Lagi-lagi, Moza membuat seisi ruangan terkejut. Bundanya menepuk jidat dengan kipas di tangannya, ayahnya terpesona dan langsung mengacungkan dua jempol. Calon mertuanya tertawa sambil bertepuk tangan. Dan Arsen, laki-laki itu menatapnya tidak percaya. Bagaimana mungkin ia dicurangi lagi, dicuri start lagi?

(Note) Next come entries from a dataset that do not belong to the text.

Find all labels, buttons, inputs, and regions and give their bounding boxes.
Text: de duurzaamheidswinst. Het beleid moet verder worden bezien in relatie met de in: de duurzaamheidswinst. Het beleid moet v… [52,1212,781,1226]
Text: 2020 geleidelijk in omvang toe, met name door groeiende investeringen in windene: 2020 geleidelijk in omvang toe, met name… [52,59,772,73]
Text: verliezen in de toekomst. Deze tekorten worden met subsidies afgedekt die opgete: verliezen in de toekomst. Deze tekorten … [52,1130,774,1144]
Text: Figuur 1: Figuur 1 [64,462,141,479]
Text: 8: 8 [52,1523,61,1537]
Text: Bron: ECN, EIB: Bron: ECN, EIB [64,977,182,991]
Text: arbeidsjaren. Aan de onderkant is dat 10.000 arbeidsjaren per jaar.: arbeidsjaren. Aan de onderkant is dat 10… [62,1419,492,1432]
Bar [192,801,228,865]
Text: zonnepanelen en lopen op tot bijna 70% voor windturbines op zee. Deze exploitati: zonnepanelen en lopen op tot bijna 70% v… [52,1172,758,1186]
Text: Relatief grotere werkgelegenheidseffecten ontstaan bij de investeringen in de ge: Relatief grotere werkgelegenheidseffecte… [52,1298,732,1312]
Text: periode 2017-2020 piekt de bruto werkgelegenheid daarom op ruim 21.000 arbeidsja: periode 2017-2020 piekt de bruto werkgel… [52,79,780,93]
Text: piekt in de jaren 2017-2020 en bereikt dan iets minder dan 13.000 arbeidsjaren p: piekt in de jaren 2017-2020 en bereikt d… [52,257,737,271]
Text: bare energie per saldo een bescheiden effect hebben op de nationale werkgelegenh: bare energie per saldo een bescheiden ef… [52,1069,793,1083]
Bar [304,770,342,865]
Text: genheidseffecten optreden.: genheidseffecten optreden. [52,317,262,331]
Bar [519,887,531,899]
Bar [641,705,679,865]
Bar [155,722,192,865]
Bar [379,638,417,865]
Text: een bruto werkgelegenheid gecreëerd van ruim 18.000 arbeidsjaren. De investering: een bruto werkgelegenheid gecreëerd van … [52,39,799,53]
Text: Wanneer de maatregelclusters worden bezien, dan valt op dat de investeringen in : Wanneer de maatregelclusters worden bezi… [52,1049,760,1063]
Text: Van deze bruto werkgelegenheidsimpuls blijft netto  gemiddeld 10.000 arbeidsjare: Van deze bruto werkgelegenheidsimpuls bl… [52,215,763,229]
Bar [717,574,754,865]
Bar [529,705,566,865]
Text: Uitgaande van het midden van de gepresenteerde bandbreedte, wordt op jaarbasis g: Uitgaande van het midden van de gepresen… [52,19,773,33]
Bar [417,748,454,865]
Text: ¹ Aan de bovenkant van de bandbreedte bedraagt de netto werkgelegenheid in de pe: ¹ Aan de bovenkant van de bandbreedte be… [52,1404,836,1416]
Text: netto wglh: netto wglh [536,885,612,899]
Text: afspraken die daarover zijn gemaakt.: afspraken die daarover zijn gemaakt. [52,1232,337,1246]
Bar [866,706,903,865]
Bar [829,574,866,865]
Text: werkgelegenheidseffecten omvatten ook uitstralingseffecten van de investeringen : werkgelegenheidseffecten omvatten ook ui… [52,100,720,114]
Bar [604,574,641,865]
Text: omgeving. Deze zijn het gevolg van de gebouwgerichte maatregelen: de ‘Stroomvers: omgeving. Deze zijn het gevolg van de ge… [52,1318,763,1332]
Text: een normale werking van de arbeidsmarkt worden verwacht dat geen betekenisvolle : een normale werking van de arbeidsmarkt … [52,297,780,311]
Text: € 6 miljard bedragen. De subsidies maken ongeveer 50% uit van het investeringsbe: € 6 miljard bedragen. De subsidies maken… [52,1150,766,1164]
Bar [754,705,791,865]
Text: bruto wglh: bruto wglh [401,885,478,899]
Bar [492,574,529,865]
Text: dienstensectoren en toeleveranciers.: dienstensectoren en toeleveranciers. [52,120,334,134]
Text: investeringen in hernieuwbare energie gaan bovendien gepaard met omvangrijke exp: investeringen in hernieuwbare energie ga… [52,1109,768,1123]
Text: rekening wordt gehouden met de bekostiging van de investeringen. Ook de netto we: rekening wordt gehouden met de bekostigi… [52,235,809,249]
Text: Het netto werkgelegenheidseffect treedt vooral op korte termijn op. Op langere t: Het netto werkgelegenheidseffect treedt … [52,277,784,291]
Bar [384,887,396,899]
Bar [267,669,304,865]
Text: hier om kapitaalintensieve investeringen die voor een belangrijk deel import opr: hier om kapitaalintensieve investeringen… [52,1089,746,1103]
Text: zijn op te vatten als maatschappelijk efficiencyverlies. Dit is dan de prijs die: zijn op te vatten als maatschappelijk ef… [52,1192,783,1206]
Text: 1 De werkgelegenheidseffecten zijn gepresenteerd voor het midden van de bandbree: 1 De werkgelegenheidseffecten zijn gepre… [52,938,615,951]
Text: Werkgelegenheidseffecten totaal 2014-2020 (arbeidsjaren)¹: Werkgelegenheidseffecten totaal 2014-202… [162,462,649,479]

Lalu dengan gerakan kilat ia merebut mikrofon yang disodorkan Moza. Ia tidak punya kosa kata selain mengatakan, "That should be my line, Moz."

Semuanya tertawa.

Sebuah cincin emas putih akhirnya melingkar di jari manis Moza.

-----------------------------------to be continued

Pertunangan macam apa sih ini?? Udah cewek yg ngelamar (beneran geleng-geleng sama kelakuan Moza yang unpredictable). Udah gitu calonnya masih nyantol ama mantan!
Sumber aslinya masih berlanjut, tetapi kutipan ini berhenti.